When did you realize Twitter was your medium of choice?
It was in the middle of architecture school. Architecture was somehow more stressful and all-encompassing than engineering, and so I didn’t actually have time to do anything else I wanted to do. Twitter became the only place where I could just pop in for 10 or 15 minutes, read stuff, meet a bunch of people and try to write. Twitter was constrained – I wanted to write punchier jokes, and this kinda forced me to do that.
Do you ever feel constrained by this very distinct “jomny” voice you’ve created?
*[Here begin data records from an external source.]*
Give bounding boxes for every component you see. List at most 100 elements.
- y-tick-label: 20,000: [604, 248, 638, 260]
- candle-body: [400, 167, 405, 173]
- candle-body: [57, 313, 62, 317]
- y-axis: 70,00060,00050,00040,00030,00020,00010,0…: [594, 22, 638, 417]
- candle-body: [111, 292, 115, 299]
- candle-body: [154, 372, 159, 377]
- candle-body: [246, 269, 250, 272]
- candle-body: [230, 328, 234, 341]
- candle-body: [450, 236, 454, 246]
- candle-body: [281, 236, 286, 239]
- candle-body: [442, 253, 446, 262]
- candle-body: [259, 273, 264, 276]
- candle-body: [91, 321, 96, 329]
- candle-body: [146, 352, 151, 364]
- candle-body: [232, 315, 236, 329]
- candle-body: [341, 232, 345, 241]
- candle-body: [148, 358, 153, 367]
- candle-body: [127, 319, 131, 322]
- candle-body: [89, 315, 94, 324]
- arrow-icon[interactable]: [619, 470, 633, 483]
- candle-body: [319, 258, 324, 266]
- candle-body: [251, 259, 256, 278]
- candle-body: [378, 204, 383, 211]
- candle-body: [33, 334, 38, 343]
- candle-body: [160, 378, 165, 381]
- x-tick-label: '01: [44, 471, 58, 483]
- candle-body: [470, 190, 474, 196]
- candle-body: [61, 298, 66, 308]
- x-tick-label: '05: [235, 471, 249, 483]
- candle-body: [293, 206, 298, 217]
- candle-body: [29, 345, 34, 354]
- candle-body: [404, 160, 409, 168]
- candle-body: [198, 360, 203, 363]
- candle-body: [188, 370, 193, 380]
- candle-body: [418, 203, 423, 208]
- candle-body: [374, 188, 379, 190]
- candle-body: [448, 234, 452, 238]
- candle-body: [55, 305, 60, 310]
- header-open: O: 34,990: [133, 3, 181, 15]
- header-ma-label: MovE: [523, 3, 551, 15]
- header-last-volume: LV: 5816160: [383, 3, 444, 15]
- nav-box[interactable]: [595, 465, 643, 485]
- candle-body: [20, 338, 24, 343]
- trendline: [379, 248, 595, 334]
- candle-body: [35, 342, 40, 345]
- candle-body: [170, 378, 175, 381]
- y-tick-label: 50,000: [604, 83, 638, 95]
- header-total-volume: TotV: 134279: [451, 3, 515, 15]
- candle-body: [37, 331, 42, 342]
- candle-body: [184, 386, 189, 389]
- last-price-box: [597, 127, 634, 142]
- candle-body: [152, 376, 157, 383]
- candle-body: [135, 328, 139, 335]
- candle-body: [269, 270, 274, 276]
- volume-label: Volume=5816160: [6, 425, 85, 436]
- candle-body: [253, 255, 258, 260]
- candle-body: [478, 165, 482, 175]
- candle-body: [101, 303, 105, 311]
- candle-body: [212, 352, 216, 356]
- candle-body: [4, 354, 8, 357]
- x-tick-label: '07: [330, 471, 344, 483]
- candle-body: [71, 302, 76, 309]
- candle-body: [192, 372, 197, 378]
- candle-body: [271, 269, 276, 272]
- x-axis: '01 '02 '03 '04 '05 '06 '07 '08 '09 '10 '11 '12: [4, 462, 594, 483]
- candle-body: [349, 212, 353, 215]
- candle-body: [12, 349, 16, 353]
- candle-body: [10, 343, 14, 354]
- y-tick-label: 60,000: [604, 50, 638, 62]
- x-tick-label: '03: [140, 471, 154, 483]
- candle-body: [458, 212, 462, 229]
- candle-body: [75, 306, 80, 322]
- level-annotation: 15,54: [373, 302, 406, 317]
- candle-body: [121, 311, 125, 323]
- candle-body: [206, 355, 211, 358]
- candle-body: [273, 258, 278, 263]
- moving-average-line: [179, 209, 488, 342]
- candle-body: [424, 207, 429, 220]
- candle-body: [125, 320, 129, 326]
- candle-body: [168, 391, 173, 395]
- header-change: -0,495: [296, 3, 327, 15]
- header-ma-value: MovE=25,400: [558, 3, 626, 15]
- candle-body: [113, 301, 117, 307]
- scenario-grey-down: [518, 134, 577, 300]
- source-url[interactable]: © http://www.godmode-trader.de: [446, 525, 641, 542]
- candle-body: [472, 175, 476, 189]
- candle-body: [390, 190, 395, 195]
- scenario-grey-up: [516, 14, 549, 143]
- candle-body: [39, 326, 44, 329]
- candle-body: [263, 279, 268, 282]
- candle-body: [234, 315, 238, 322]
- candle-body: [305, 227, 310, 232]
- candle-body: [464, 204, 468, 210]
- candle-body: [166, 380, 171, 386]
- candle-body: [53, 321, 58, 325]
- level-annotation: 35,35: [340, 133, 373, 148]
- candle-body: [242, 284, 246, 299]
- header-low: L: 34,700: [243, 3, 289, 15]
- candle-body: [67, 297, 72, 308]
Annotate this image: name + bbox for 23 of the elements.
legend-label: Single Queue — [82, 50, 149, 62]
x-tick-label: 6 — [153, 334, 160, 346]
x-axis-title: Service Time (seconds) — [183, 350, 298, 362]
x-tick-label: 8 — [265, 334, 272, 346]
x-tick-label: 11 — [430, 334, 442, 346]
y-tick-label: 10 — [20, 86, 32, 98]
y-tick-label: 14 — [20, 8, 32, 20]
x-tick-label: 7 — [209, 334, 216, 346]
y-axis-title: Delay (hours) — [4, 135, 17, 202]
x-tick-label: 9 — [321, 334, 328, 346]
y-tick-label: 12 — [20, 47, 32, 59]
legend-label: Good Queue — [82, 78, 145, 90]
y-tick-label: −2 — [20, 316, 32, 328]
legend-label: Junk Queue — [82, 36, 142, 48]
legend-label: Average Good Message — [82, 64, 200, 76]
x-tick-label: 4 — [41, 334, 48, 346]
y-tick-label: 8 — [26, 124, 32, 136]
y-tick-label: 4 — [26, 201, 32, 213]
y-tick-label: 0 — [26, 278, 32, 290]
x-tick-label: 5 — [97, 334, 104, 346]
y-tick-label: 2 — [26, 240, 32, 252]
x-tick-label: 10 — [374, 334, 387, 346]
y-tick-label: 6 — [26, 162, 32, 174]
Not yet. I’ve tried to treat it not as a branded Twitter-account-influencer-type-thing, but as a writer, as a sketchbook or my notebook of things as I go throughout my day. I’ve found a place where I’m happy to tweet pure jokes or whatever, but also tweet honestly about my anxiety and depression, and just all the honest emotional stuff that I’m going through.
What are you anxious about?
That’s a good question, what am I anxious about? … Everything (laughs). I’ve found, for whatever reason, as I grew up I got a lot more socially anxious. With the PhD, I was in a space where I was surrounded by all these really intimidating intellectual people, and I felt like I wasn’t supposed to be there. It really made me self-isolate, and that’s where the book came out of – like, if I have no control in this world, having a project I could have creative control over. But that was also the first time I started seeing a therapist for real, trying to work through some of these things, and I think it’s helped me a lot. There are also days when I just was really struggling and unable to get out of bed or look at the book, like, “I don’t know how to go on with this project.” It was a tough year.
So you are the porcupine.
I am absolutely the porcupine! (The porcupine is a character in his book who yearns to make great art, but feels too intimidated to do it.)
What was writing the book like?
It was supposed to take six or eight months, and it ended up taking one and a half years. That’s partially because I was trying to meet a deadline and tore my shoulder. And I’m still not fully 100 per cent, but it slowed down production for the second half of the book. So it was just a very taxing, long process.
What’s next for you?
I’d like to not do a “jomny the aliebn”–type project next, because I don’t want to shoehorn myself into anything. At this point, I’m in a recovery period; I have to get my energy before I think about doing another book. I think at this point I really just want to take some time. I haven’t had time to process what the book means, for me. I submitted it in May for the final draft, and it got published a month later, and I’m trying to grapple with that. I want some time off to see how I think about it.
This interview has been edited and condensed for clarity.